Another delicacy is a kind of very small fish egg, deposited by a sort of herring on fine twigs of hemlock placed by the natives in certain places in the sea for the purpose. The eggs are clustered on the twigs until they are as big as one's thumb, thousands upon thousands, upon a small branched limb. The branches are hung up to dry. When used they are soaked in fresh water and the eggs stripped off by the hand. The eggs when soaked swell till they seem perfectly fresh. I asked the woman I saw soaking them if they were good. A smile from ear to ear illumined her face; she offered me some and then opened her capacious mouth into which she threw a handful which she crushed with evident delight. Though of an enquiring mind, I abstained heroically from accepting the proffered hospitality. Had the eggs been fried I doubt not they would have made a good dish. The dry ones were shriveled and as dead looking as the roe in a smoked herring, yet when soaked they seemed as plump and fresh as if just taken from the mother fish.

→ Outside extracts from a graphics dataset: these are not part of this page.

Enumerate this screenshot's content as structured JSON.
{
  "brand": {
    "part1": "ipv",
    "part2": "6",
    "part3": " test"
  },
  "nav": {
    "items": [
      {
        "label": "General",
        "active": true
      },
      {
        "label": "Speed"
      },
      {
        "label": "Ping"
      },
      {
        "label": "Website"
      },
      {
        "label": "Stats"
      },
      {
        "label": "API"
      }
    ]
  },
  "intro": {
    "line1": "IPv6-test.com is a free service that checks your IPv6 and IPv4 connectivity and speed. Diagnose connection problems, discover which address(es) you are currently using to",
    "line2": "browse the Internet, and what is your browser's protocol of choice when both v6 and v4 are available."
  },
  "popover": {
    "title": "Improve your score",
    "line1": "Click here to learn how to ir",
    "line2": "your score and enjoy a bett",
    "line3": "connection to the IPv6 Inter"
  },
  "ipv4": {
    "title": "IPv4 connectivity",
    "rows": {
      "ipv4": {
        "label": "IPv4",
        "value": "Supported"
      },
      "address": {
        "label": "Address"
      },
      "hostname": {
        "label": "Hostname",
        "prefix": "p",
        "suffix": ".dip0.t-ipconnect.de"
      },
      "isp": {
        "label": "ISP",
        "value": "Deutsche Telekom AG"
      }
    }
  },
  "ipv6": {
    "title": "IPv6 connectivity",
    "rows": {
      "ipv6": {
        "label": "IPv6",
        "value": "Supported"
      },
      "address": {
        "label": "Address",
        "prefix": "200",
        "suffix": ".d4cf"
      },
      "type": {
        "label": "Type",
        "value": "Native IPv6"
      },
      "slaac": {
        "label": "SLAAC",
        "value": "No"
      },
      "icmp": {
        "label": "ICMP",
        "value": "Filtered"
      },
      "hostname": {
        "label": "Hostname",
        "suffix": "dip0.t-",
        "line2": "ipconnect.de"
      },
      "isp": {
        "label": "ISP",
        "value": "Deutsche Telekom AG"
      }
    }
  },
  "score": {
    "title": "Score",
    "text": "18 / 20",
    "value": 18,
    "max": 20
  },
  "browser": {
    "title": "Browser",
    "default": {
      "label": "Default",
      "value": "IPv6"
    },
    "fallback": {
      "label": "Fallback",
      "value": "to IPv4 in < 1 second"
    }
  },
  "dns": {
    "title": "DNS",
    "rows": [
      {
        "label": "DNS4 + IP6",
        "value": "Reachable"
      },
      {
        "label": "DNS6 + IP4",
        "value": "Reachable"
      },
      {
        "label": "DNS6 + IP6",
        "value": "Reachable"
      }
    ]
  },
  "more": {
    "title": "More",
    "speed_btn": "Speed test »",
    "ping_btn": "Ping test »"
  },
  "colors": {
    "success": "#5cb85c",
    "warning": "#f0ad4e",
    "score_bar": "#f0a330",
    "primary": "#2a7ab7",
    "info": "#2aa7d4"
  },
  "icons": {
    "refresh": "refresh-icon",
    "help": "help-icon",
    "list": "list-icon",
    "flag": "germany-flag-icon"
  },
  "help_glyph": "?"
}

GUM-CHEWING AMONG THE NATIVES.

When selling berries to the ship passengers the women are either all the while eating of their goods or are chewing some kind of gum, generally the latter. Why should not Alaska's 400 chew gum as well as our own. One of their fashions is very grotesque. We saw several women with their faces, necks, arms and hands stained almost black. Whether this was done for ornamentation, or as a sort of mourning badge, I could not definitely learn. Both solutions were given us by people residing among them. If the latter, it furnished another evidence of Japanese origin. A Japanese married woman blackens her teeth, and plucks her eye brows and lashes to make herself unattractive, as a proof of her love for her lord. These women carry out the same idea when in sorrow. Their grief is certainly much more economical than in politer lands where, robes de deul are both nobby and costly.